In doing so, Steppenwolf forged a style that became well known for its gutsy, macho vigour. These were visceral performances that put fear into those members of the audience sitting in the front row. During the interview, whenever Sinise demonstrates the type of acting he's talking about, he grits his teeth and pummels the air, as if aiming some low-down dirty blows at my stomach.

"Chicago is a working class town," he says. "It has a broad-shouldered work ethic. The company reflects that." Steppenwolf was always an actors' theatre. They chose plays on the basis of who wanted to play what part. The nine members were "a dysfunctional family", drawn to plays about dysfunctional families - Sam Shepard, in particular; but seldom David Mamet, as the Chicago dramatist already had his plays done at Chicago's Goodman theatre. The turning point for the company came in 1982 when Sinise and Malkovich went to New York with Sam Shepard's True West. "That was the play Malkovich was discovered in. He went off and started doing movies and the theatre developed a nationally recognised reputation."

There are now 33 members of the ensemble who come and go. Steppenwolf comprises three theatres based in Chicago. The three founders stay closely involved and Sinise - though he lives in Los Angeles - is always "in and out of Chicago". The run at the Barbican is the production's first performance overseas. It ran for 10 weeks in Chicago in the company's 500 seat theatre. It is now moving to a 1200 seater.

"A larger audience means balconies," says Sinise, displaying a little no-nonsense practicality. "We only have one balcony in Chicago, just above eye level. These balconies must be up there." He points up at the ceiling. "You've got a full two thirds of the audience looking down at you."

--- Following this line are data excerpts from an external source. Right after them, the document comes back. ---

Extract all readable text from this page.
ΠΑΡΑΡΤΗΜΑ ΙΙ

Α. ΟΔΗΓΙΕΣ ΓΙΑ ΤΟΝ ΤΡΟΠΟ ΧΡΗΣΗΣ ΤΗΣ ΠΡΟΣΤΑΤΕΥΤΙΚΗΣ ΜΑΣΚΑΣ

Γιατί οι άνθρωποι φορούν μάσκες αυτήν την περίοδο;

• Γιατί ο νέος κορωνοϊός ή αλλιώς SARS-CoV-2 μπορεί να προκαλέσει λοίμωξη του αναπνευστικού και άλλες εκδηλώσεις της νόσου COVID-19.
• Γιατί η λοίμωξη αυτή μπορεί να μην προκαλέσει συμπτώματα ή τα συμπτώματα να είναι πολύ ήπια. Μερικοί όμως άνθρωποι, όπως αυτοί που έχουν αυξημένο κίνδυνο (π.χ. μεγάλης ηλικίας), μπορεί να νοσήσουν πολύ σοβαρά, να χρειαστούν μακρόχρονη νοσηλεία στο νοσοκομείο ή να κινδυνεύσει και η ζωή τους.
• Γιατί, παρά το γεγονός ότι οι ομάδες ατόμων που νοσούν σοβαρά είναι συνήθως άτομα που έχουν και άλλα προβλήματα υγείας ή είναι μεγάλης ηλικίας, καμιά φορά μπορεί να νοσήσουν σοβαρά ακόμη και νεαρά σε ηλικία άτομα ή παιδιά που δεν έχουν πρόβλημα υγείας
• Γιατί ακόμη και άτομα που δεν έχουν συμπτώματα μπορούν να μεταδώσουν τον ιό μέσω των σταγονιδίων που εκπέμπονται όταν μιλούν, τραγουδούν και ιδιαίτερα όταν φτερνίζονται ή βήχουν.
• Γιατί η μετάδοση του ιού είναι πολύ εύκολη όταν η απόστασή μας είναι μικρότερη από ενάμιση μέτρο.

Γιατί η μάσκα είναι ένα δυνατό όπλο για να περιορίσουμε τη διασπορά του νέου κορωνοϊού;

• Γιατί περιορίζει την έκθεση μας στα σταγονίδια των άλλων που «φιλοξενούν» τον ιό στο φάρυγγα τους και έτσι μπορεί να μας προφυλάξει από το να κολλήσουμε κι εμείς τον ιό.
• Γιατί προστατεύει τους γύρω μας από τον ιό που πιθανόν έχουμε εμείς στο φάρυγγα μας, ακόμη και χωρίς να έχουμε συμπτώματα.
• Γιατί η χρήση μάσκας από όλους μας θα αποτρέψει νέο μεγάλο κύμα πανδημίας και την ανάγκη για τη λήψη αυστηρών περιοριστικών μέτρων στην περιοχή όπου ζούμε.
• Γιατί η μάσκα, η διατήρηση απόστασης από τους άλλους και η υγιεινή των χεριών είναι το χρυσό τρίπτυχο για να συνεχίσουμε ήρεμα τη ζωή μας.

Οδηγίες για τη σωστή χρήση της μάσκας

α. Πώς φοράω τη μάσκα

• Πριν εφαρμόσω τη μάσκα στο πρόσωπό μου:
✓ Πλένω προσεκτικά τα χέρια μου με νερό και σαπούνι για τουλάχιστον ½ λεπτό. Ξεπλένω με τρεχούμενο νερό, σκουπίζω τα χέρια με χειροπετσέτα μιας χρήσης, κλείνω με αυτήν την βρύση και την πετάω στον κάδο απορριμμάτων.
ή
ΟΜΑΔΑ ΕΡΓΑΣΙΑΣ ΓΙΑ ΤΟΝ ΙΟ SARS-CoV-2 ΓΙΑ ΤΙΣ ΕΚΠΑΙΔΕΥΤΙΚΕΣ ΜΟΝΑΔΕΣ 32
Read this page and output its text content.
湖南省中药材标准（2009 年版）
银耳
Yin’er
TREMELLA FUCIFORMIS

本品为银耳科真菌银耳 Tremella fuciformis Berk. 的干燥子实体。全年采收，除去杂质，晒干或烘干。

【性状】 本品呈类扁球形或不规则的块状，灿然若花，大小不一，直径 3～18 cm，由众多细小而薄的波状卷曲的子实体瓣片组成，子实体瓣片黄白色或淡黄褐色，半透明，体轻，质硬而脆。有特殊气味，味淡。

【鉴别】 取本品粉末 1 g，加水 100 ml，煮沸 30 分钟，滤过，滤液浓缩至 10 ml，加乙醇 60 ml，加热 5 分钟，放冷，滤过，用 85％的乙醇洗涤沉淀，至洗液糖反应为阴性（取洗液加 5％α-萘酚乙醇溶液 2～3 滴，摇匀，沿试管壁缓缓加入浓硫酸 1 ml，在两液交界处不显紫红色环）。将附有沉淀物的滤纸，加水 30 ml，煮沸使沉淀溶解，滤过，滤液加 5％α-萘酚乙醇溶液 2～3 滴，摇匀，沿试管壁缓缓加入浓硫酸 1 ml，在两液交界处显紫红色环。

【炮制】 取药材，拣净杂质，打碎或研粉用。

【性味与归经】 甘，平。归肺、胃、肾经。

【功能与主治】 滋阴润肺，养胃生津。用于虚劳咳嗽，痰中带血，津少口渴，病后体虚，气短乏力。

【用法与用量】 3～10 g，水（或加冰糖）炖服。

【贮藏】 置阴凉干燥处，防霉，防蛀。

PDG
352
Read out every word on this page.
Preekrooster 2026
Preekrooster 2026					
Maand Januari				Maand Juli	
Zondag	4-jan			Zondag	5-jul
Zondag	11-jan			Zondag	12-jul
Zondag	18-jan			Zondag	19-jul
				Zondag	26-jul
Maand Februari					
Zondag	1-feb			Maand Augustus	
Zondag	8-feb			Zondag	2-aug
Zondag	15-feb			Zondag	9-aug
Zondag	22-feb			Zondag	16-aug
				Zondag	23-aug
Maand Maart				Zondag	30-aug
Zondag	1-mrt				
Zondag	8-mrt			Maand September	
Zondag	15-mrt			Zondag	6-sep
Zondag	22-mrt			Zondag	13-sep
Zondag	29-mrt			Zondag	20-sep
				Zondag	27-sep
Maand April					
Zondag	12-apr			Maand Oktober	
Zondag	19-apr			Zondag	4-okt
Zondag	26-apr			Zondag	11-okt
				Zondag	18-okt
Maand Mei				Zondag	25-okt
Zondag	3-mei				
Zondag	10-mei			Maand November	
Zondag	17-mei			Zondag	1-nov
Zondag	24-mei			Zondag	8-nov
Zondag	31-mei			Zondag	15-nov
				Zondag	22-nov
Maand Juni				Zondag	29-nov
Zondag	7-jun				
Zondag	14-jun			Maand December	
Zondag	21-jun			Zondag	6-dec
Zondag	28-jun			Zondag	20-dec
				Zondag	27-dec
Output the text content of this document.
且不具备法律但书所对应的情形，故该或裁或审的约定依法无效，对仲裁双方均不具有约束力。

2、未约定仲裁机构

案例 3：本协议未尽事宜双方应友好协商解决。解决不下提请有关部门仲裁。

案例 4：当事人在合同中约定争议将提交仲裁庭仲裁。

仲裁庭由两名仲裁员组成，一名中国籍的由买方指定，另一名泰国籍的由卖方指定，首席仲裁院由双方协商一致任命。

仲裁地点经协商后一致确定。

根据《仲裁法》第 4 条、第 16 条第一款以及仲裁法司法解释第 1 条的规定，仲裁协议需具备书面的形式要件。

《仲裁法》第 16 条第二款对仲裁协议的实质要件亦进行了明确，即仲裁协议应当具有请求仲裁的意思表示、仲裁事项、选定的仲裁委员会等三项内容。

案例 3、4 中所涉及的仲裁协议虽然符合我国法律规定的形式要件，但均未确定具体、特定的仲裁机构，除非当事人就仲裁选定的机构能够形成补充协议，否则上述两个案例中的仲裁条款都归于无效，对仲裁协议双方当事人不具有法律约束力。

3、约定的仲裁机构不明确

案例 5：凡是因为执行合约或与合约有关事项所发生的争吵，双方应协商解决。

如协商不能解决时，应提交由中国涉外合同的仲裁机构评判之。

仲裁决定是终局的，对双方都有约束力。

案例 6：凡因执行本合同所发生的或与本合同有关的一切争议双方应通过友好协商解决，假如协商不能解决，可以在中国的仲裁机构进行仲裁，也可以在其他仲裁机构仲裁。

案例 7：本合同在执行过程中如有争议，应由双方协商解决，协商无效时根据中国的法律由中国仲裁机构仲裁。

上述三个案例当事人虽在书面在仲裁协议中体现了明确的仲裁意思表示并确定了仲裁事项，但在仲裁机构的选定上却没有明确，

Balconies or not, playing at the Barbican is a kind of homecoming. When Steppenwolf started they had a manifesto in the programme that said they were in the great ensemble tradition of the Moscow Arts theatre and the Royal Shakespeare Company. As Sinise cheerfully admits, "personally I didn't have any first hand knowledge of the Moscow Arts theatre or the Royal Shakespeare Company. I was just going along with what Jeff had learned in college." Now they share the same stage as the RSC. And no one's looking down on them.